Shaw jerked his chin in a tight nod.
“I doubt the High Sorcerer has any use for the lies trickling off yer forked tongue, diabhal.”
“But you’ll ask the High Sorcerer himself, right?” Bekah interjected. “I mean, what if he does want to see his brother and you’re the yahoo who doesn’t let that happen? Huh? So guessing not a lot of gray matter in that huge Scottish head then.”
Haddon‘s eyes bulged out and his mouth dropped unhinged. By his dumbfounded expression he knew he’d been insulted, he just didn’t know how. Haddon glanced about at his fellows for assistance, but their perplexed looks offered no help.
Shaw stifled the grin from settling into his features. The wee lass had them by rights.
Haddon shifted from one foot to the other. “Maoil, go inquire of the Sorcerer what he would have us do with the betrayer.”
A young warrior with the light features of the MacTavis bobbed his head and ran off toward the keep.

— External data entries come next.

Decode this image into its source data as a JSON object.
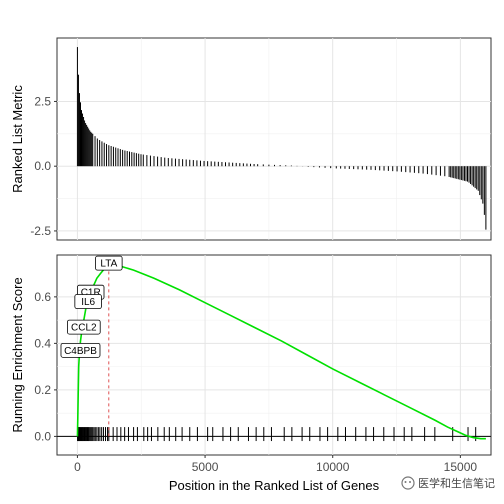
{
  "chart_data": [
    {
      "type": "bar",
      "panel": "top",
      "ylabel": "Ranked List Metric",
      "xlim": [
        -800,
        16200
      ],
      "ylim": [
        -2.85,
        4.95
      ],
      "yticks": [
        2.5,
        0.0,
        -2.5
      ],
      "ytick_labels": [
        "2.5",
        "0.0",
        "-2.5"
      ],
      "grid": true,
      "curve": [
        [
          0,
          4.6
        ],
        [
          60,
          3.0
        ],
        [
          150,
          2.2
        ],
        [
          300,
          1.7
        ],
        [
          500,
          1.35
        ],
        [
          800,
          1.05
        ],
        [
          1200,
          0.82
        ],
        [
          1800,
          0.62
        ],
        [
          2500,
          0.46
        ],
        [
          3500,
          0.32
        ],
        [
          5000,
          0.2
        ],
        [
          7000,
          0.08
        ],
        [
          8500,
          0.02
        ],
        [
          9000,
          -0.02
        ],
        [
          10000,
          -0.08
        ],
        [
          11500,
          -0.14
        ],
        [
          12500,
          -0.2
        ],
        [
          13500,
          -0.28
        ],
        [
          14500,
          -0.4
        ],
        [
          15300,
          -0.6
        ],
        [
          15700,
          -0.95
        ],
        [
          15900,
          -1.5
        ],
        [
          16000,
          -2.45
        ]
      ]
    },
    {
      "type": "line",
      "panel": "bottom",
      "xlabel": "Position in the Ranked List of Genes",
      "ylabel": "Running Enrichment Score",
      "xlim": [
        -800,
        16200
      ],
      "ylim": [
        -0.08,
        0.78
      ],
      "xticks": [
        0,
        5000,
        10000,
        15000
      ],
      "xtick_labels": [
        "0",
        "5000",
        "10000",
        "15000"
      ],
      "yticks": [
        0.0,
        0.2,
        0.4,
        0.6
      ],
      "ytick_labels": [
        "0.0",
        "0.2",
        "0.4",
        "0.6"
      ],
      "grid": true,
      "line_color": "#00e000",
      "peak_line_color": "#d62728",
      "peak_x": 1230,
      "series": [
        {
          "x": [
            0,
            15,
            30,
            50,
            80,
            120,
            180,
            250,
            330,
            420,
            520,
            640,
            760,
            900,
            1050,
            1150,
            1230,
            1600,
            2200,
            3000,
            4000,
            5000,
            6000,
            7000,
            8000,
            9000,
            10000,
            11000,
            12000,
            13000,
            14000,
            14500,
            14900,
            15200,
            15500,
            15800,
            16000
          ],
          "y": [
            0.0,
            0.08,
            0.18,
            0.3,
            0.36,
            0.41,
            0.46,
            0.5,
            0.55,
            0.58,
            0.62,
            0.65,
            0.68,
            0.7,
            0.72,
            0.73,
            0.745,
            0.735,
            0.715,
            0.68,
            0.63,
            0.575,
            0.52,
            0.465,
            0.41,
            0.35,
            0.29,
            0.235,
            0.18,
            0.125,
            0.07,
            0.04,
            0.02,
            0.005,
            -0.005,
            -0.01,
            -0.01
          ]
        }
      ],
      "hit_positions": [
        5,
        20,
        40,
        60,
        85,
        110,
        140,
        170,
        200,
        230,
        260,
        290,
        320,
        350,
        380,
        410,
        440,
        480,
        520,
        560,
        600,
        650,
        700,
        760,
        820,
        880,
        950,
        1020,
        1100,
        1180,
        1230,
        1400,
        1550,
        1700,
        1850,
        2000,
        2200,
        2350,
        2600,
        2750,
        2900,
        3150,
        3400,
        3600,
        3850,
        4100,
        4400,
        4700,
        5100,
        5300,
        5700,
        6000,
        6300,
        6700,
        7000,
        7300,
        7600,
        8100,
        8400,
        8800,
        9100,
        9500,
        9800,
        10200,
        10500,
        10900,
        11300,
        11600,
        12000,
        12400,
        12800,
        13100,
        13600,
        14000,
        14700,
        15300,
        15600
      ],
      "annotations": [
        {
          "text": "LTA",
          "x": 1230,
          "y": 0.745
        },
        {
          "text": "C1R",
          "x": 520,
          "y": 0.62
        },
        {
          "text": "IL6",
          "x": 420,
          "y": 0.58
        },
        {
          "text": "CCL2",
          "x": 250,
          "y": 0.47
        },
        {
          "text": "C4BPB",
          "x": 120,
          "y": 0.37
        }
      ]
    }
  ],
  "watermark": {
    "text": "医学和生信笔记"
  }
}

Haddon rolled his shoulders in an attempt to regain the higher ground he was sinking on. “If ye’re truly here peaceably, ye’ll offer no resistance to binding yer hands.” The warrior stretched an arm out to the side and Eber Horsetooth placed a coil of rope in his waiting palm.
In answer, Shaw placed his wrists together and stretched out his arms.
Haddon made quick work of tying Shaw’s wrists and as a final touch, he removed a thin chain from around his neck and twined it around the rope.
Iron. The superstitious dolt believed a wee bit of iron could undo his magic. If his magic stemmed from the ether or the absent Fae, mayhap that might weaken it, but his magic was born of moonlight and darkness where iron had no power.